The tickets can cost more than $100, but the suspensions can cost a guide thousands, depending on how many clients the guide has to cancel on because of the suspension, said Gary Chamberlin, the current Kenai River Professional Guide Association president. The group hasn’t met to discuss the proposal since it passed but plans to do so, and to request the data before the upcoming Upper Cook Inlet Board of Fisheries meeting scheduled for February 2017.
The weekly deadline is a frustration for many guides, who run tight schedules during the fishing season, he said.
“During the summer, when the guides are working, a lot of times the only day they have … some of the guys work six or seven days a week, and it’s pretty tough to get those turned in, to make a special trip to run into the Fish and Game office or to get them mailed in,” he said.
However, the proposal Fish and Game brought to the Board of Fisheries included the freshwater registration and logbook requirements. Tom Taube, deputy director of the Division of Sport Fish, told the Board of Fisheries during its Lower Cook Inlet meeting in Homer on Saturday that the department relies on guide logbooks to gather information, and without the freshwater provision, there would be a gap in data collection.

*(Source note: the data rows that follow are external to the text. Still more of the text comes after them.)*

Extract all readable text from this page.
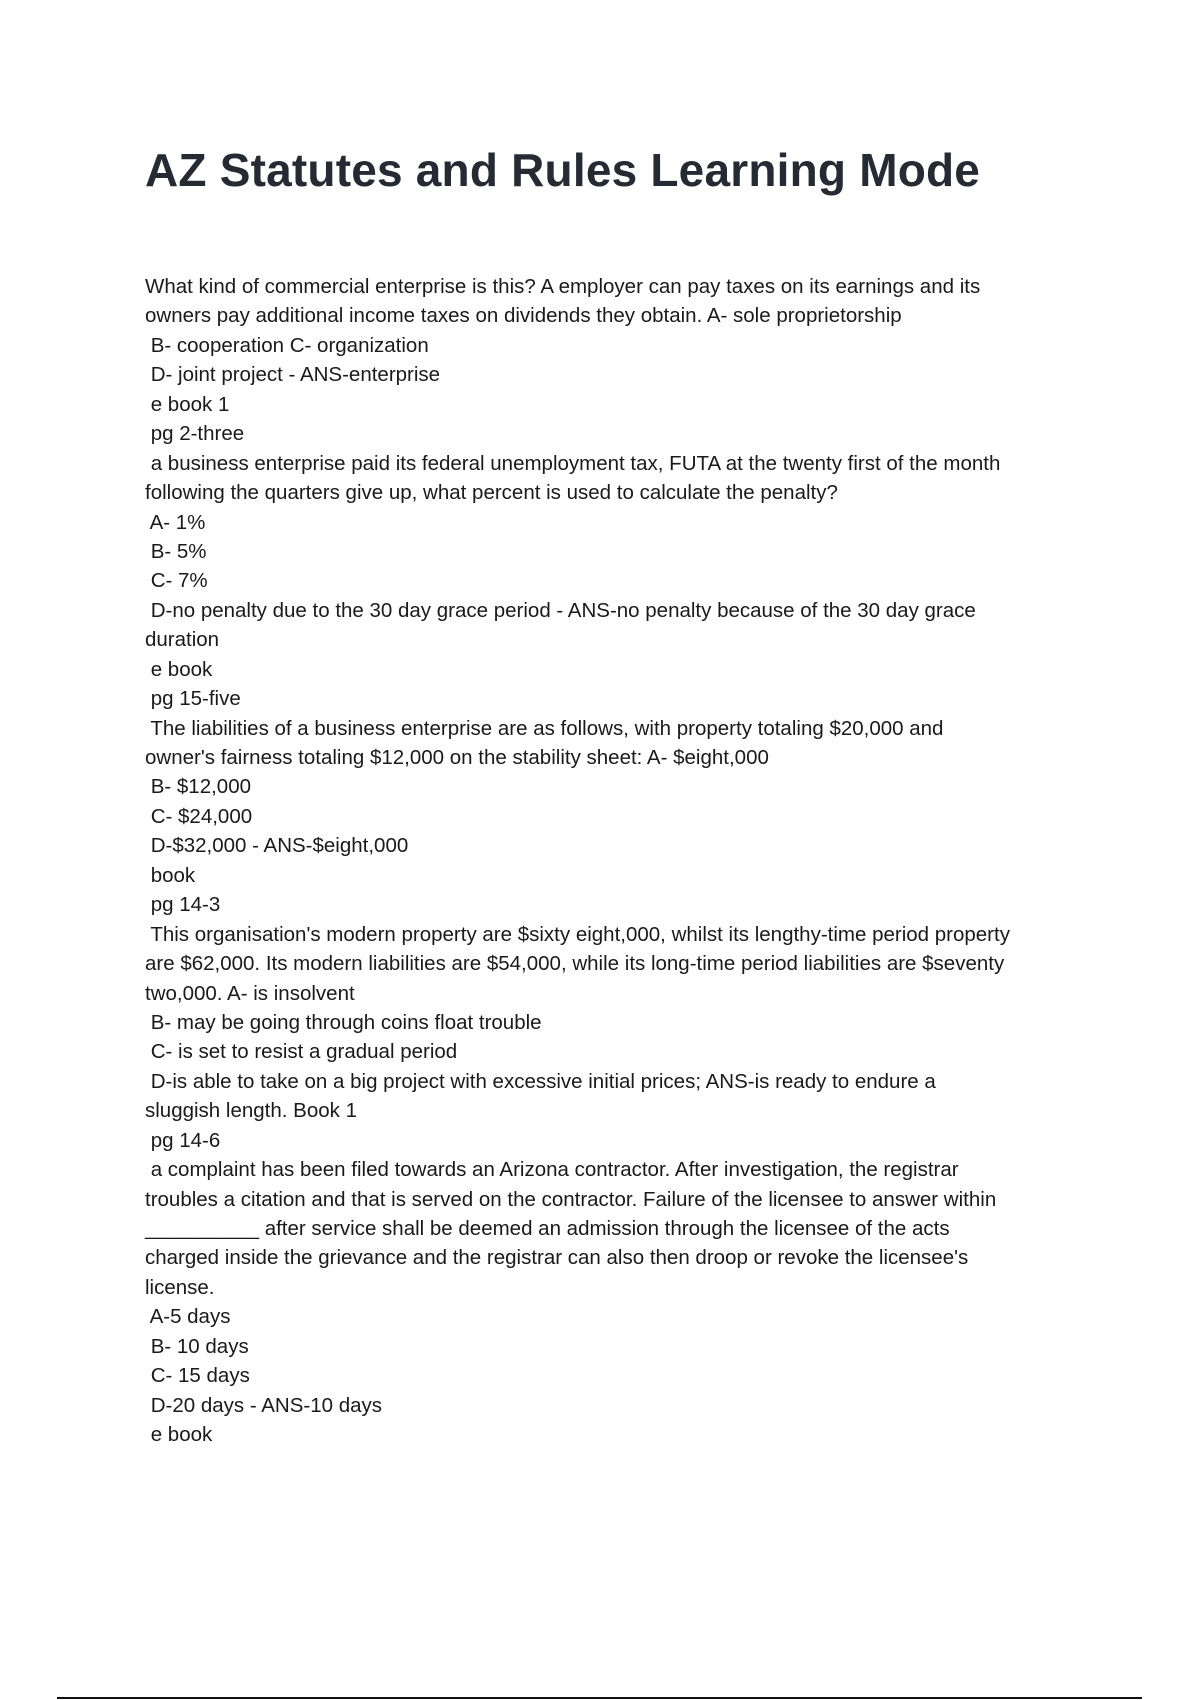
AZ Statutes and Rules Learning Mode
What kind of commercial enterprise is this? A employer can pay taxes on its earnings and its
owners pay additional income taxes on dividends they obtain. A- sole proprietorship
B- cooperation C- organization
D- joint project - ANS-enterprise
e book 1
pg 2-three
a business enterprise paid its federal unemployment tax, FUTA at the twenty first of the month
following the quarters give up, what percent is used to calculate the penalty?
A- 1%
B- 5%
C- 7%
D-no penalty due to the 30 day grace period - ANS-no penalty because of the 30 day grace
duration
e book
pg 15-five
The liabilities of a business enterprise are as follows, with property totaling $20,000 and
owner's fairness totaling $12,000 on the stability sheet: A- $eight,000
B- $12,000
C- $24,000
D-$32,000 - ANS-$eight,000
book
pg 14-3
This organisation's modern property are $sixty eight,000, whilst its lengthy-time period property
are $62,000. Its modern liabilities are $54,000, while its long-time period liabilities are $seventy
two,000. A- is insolvent
B- may be going through coins float trouble
C- is set to resist a gradual period
D-is able to take on a big project with excessive initial prices; ANS-is ready to endure a
sluggish length. Book 1
pg 14-6
a complaint has been filed towards an Arizona contractor. After investigation, the registrar
troubles a citation and that is served on the contractor. Failure of the licensee to answer within
__________ after service shall be deemed an admission through the licensee of the acts
charged inside the grievance and the registrar can also then droop or revoke the licensee's
license.
A-5 days
B- 10 days
C- 15 days
D-20 days - ANS-10 days
e book
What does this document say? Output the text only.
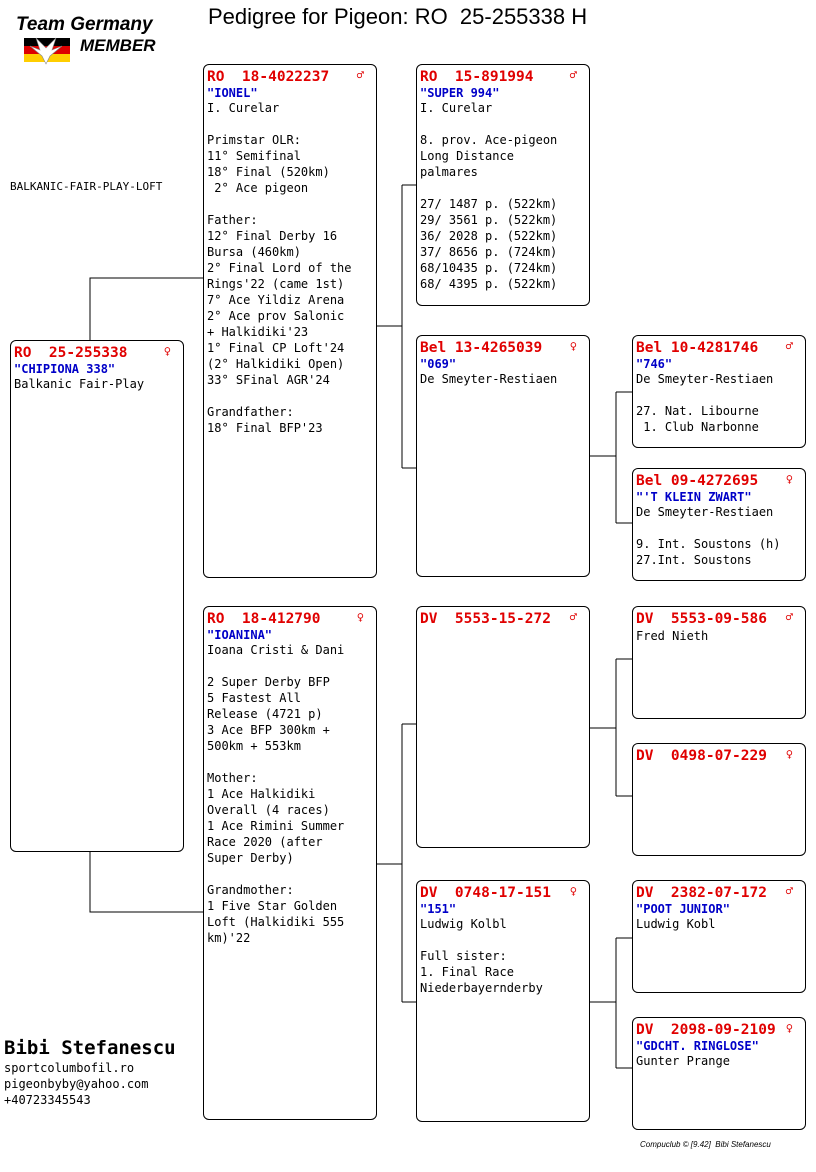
Pedigree for Pigeon: RO  25-255338 H
Team Germany
MEMBER
BALKANIC-FAIR-PLAY-LOFT
RO  25-255338	♀
"CHIPIONA 338"
Balkanic Fair-Play
RO  18-4022237	♂
"IONEL"
I. Curelar

Primstar OLR:
11° Semifinal
18° Final (520km)
2° Ace pigeon

Father:
12° Final Derby 16
Bursa (460km)
2° Final Lord of the
Rings'22 (came 1st)
7° Ace Yildiz Arena
2° Ace prov Salonic
+ Halkidiki'23
1° Final CP Loft'24
(2° Halkidiki Open)
33° SFinal AGR'24

Grandfather:
18° Final BFP'23
RO  18-412790	♀
"IOANINA"
Ioana Cristi & Dani

2 Super Derby BFP
5 Fastest All
Release (4721 p)
3 Ace BFP 300km +
500km + 553km

Mother:
1 Ace Halkidiki
Overall (4 races)
1 Ace Rimini Summer
Race 2020 (after
Super Derby)

Grandmother:
1 Five Star Golden
Loft (Halkidiki 555
km)'22
RO  15-891994	♂
"SUPER 994"
I. Curelar

8. prov. Ace-pigeon
Long Distance
palmares

27/ 1487 p. (522km)
29/ 3561 p. (522km)
36/ 2028 p. (522km)
37/ 8656 p. (724km)
68/10435 p. (724km)
68/ 4395 p. (522km)
Bel 13-4265039	♀
"069"
De Smeyter-Restiaen
DV  5553-15-272	♂
DV  0748-17-151	♀
"151"
Ludwig Kolbl

Full sister:
1. Final Race
Niederbayernderby
Bel 10-4281746	♂
"746"
De Smeyter-Restiaen

27. Nat. Libourne
1. Club Narbonne
Bel 09-4272695	♀
"'T KLEIN ZWART"
De Smeyter-Restiaen

9. Int. Soustons (h)
27.Int. Soustons
DV  5553-09-586	♂
Fred Nieth
DV  0498-07-229	♀
DV  2382-07-172	♂
"POOT JUNIOR"
Ludwig Kobl
DV  2098-09-2109 ♀
"GDCHT. RINGLOSE"
Gunter Prange
Bibi Stefanescu
sportcolumbofil.ro
pigeonbyby@yahoo.com
+40723345543
Compuclub © [9.42]  Bibi Stefanescu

Though the former iteration of the logbook program expired effective Jan. 1, 2015, Fish and Game Commissioner Sam Cotten used the department’s statutory authority to keep the program running. The expiration of the bill, though, meant the department didn’t get any additional appropriation to run the logbook program. When HB 41 was passed, it only included an appropriation for running the salt water logbook and registration program, which will cost about $204,600 annually in addition to the other costs to implement the new law, totaling about $273,800. The fees paid by guides will cover part of the costs, but not the costs of reporting, according to an April 2016 fiscal note submitted to the Legislature.
Reed Morisky, a Board of Fisheries member, proposed an amendment to the proposal to remove the freshwater requirements. The Legislature intentionally left the freshwater guide regulations out so it could work through the issues with the industry, and the department can continue the logbook and registration requirements through its statutory authority, he said.
“I would like to see a responsible, sustainable sportfishing industry, and I believe by doing this, it takes it back to the more appropriate body to deal with the issues facing the sportfishing industry,” he said.
Taube cautioned that if the board passed the amendment, the message would be perceived that the board didn’t want to include freshwater guides in the registration and logbook program.
“The cleaner way to do it would probably be for the adoption of (the original proposal),” he said. “I think ultimately that’s what we want, to include freshwater logbooks and registration, rather than going around the board process and putting it on the department move forward with the freshwater aspect of it.”
The board declined to take up the amendment by a 2-5 vote, with Morisky and board member Orville Huntington supporting it. After further discussion, the board unanimously passed the proposal as originally written, with board member Robert Ruffner saying it should be clear that the board didn’t want to get in the way of the Legislature working with the guides to solve some of the logbook issues.
“I want the record to clearly reflect that I don’t want to bind or hinder the Legislature solving the problems that the industry has that they’re trying to work out,” he said.